Another earnings season, another crop of tremendous earnings beats.
According to data from FactSet's most recent estimates, 53% of S&P 500 companies have reported results for the quarter ended March 31, 2018. Among that majority, a whopping 79% of companies have reported a positive earnings surprise and 74% a positive sales surprise.
If 79% comes in as the final percentage of companies that beat Wall Street forecasts for the quarter, it will mark the highest percentage since FactSet began tracking the data in the third quarter of 2008.
Earnings growth also has boomed, with the blended earnings growth rate for the first quarter among S&P 500 companies at 23.2%, so far the highest quarterly earnings growth rate since the third quarter of 2010.
FactSet analysts found that all 11 sectors that constitute the S&P 500 have higher growth rates today than they did at the end of the first quarter because of positive earnings surprises. The estimated earnings growth rate for the first quarter on March 31, 2018, was 17.1%.
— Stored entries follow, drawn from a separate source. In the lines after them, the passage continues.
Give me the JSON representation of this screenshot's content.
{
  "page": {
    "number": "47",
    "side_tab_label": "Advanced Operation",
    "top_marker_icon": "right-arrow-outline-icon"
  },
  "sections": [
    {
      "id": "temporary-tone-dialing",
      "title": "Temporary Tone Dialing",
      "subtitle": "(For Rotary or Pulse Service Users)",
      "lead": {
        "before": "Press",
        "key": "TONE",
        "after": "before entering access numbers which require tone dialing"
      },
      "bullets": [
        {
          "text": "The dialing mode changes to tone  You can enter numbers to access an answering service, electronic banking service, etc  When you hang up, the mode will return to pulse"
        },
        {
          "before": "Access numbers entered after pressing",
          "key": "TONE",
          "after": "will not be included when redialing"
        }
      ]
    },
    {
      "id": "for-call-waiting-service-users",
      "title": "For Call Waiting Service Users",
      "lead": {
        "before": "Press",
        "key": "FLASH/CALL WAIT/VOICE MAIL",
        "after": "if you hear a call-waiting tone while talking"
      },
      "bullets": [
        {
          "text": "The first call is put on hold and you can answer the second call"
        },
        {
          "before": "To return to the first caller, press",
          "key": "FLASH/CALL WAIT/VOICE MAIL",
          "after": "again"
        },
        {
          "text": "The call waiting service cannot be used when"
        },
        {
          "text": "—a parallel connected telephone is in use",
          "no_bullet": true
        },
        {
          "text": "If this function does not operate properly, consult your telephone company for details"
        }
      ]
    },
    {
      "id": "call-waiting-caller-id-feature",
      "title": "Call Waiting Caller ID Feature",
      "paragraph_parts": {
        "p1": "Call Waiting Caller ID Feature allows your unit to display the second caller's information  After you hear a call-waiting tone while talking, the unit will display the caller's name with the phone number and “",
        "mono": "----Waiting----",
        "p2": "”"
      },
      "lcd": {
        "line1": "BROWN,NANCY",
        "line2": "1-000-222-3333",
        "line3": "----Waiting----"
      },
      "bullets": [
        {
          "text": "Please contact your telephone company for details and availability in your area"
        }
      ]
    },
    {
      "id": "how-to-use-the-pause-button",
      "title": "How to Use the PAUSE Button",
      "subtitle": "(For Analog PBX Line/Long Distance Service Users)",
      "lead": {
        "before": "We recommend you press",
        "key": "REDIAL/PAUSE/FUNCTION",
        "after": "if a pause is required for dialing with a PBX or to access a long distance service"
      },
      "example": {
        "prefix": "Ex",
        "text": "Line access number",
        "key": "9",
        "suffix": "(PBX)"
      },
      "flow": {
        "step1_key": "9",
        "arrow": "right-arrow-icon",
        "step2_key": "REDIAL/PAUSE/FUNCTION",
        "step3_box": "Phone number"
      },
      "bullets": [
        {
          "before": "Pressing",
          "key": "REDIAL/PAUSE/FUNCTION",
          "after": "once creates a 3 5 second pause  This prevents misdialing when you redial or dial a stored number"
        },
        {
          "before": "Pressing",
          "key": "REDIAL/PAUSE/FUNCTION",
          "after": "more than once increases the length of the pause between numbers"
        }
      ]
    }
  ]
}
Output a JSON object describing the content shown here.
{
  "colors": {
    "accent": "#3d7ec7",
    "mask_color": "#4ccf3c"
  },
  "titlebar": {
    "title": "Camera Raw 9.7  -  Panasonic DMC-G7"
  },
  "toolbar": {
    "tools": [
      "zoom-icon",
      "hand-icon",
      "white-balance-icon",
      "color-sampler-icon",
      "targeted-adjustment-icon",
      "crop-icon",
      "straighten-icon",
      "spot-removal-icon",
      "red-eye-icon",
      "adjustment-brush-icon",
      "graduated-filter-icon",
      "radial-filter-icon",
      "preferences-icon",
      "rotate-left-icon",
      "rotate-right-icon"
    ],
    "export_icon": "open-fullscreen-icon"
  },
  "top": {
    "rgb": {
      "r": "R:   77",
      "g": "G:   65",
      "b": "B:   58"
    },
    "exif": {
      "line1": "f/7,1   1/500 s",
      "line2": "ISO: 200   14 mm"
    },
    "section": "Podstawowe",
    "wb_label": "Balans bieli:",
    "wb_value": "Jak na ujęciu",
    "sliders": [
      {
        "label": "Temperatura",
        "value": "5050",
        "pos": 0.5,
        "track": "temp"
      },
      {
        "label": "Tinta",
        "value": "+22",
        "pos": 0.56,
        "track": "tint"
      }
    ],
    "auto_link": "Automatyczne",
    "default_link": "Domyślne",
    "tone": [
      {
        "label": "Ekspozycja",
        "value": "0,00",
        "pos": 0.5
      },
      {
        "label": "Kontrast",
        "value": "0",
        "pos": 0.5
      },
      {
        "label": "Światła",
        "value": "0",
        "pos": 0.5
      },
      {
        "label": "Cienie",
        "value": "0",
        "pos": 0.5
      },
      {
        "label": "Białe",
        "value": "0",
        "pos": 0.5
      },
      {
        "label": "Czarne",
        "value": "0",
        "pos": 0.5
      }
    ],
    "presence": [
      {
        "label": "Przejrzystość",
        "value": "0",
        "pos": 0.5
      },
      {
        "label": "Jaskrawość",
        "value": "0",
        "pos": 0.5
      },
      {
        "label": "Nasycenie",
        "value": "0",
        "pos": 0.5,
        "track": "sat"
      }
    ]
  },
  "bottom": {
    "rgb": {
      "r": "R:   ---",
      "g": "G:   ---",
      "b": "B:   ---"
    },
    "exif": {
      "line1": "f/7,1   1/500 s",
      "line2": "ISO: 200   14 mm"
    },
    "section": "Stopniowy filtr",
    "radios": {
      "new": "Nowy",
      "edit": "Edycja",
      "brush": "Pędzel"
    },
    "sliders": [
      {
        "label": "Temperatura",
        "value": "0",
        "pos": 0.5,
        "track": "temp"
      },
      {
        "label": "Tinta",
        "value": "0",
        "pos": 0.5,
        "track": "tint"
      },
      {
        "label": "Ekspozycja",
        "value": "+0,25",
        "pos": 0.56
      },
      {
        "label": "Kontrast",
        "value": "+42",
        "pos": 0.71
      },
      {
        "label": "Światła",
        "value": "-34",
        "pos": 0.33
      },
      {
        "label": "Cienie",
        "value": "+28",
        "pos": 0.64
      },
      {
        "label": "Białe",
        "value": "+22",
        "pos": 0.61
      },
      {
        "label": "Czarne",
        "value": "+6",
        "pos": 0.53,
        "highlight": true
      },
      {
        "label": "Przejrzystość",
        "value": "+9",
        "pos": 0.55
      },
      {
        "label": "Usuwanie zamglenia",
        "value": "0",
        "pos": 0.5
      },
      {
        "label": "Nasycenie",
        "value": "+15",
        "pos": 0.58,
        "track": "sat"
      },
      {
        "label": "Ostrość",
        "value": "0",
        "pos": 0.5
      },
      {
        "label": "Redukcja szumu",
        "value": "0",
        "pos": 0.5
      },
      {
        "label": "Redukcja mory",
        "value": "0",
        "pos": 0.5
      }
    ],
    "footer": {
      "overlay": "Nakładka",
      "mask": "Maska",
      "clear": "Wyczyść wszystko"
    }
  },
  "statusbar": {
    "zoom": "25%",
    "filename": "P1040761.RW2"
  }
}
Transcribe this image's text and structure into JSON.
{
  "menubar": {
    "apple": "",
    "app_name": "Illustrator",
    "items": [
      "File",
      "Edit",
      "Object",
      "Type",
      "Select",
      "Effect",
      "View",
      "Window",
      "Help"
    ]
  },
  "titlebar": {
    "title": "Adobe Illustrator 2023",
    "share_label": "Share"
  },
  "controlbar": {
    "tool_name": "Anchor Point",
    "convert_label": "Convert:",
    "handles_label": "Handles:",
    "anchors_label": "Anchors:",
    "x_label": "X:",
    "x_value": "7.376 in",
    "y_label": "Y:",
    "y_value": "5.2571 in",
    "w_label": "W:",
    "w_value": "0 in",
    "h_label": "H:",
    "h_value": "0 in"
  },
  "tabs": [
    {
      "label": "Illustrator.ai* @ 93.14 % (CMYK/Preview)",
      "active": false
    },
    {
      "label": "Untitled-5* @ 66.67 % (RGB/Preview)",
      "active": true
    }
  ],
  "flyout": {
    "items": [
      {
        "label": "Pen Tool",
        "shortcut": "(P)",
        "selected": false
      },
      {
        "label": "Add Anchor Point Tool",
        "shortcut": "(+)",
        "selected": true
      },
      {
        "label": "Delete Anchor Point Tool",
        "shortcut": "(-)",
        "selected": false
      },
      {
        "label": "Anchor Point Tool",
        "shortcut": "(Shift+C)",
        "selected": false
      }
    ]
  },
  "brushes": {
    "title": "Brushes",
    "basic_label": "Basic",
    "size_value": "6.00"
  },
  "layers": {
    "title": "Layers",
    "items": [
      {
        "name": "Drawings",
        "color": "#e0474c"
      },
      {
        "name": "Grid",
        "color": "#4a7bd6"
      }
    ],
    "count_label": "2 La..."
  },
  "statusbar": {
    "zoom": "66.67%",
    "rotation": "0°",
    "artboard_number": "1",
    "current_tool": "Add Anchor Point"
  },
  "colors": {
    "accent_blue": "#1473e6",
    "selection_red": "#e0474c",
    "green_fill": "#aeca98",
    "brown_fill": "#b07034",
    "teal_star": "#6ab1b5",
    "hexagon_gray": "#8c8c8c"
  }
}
But moving into the second quarter may not be quite so rosy, FactSet suggested. For the second quarter, 26 S&P 500 companies have issued negative earnings guidance while 21 companies have issued positive guidance.
The forward 12-month price to earnings ratio for the S&P 500 currently comes in at 16.3. That's above both the five-year average, which is 16.1, and the 10-year average, which is 14.3.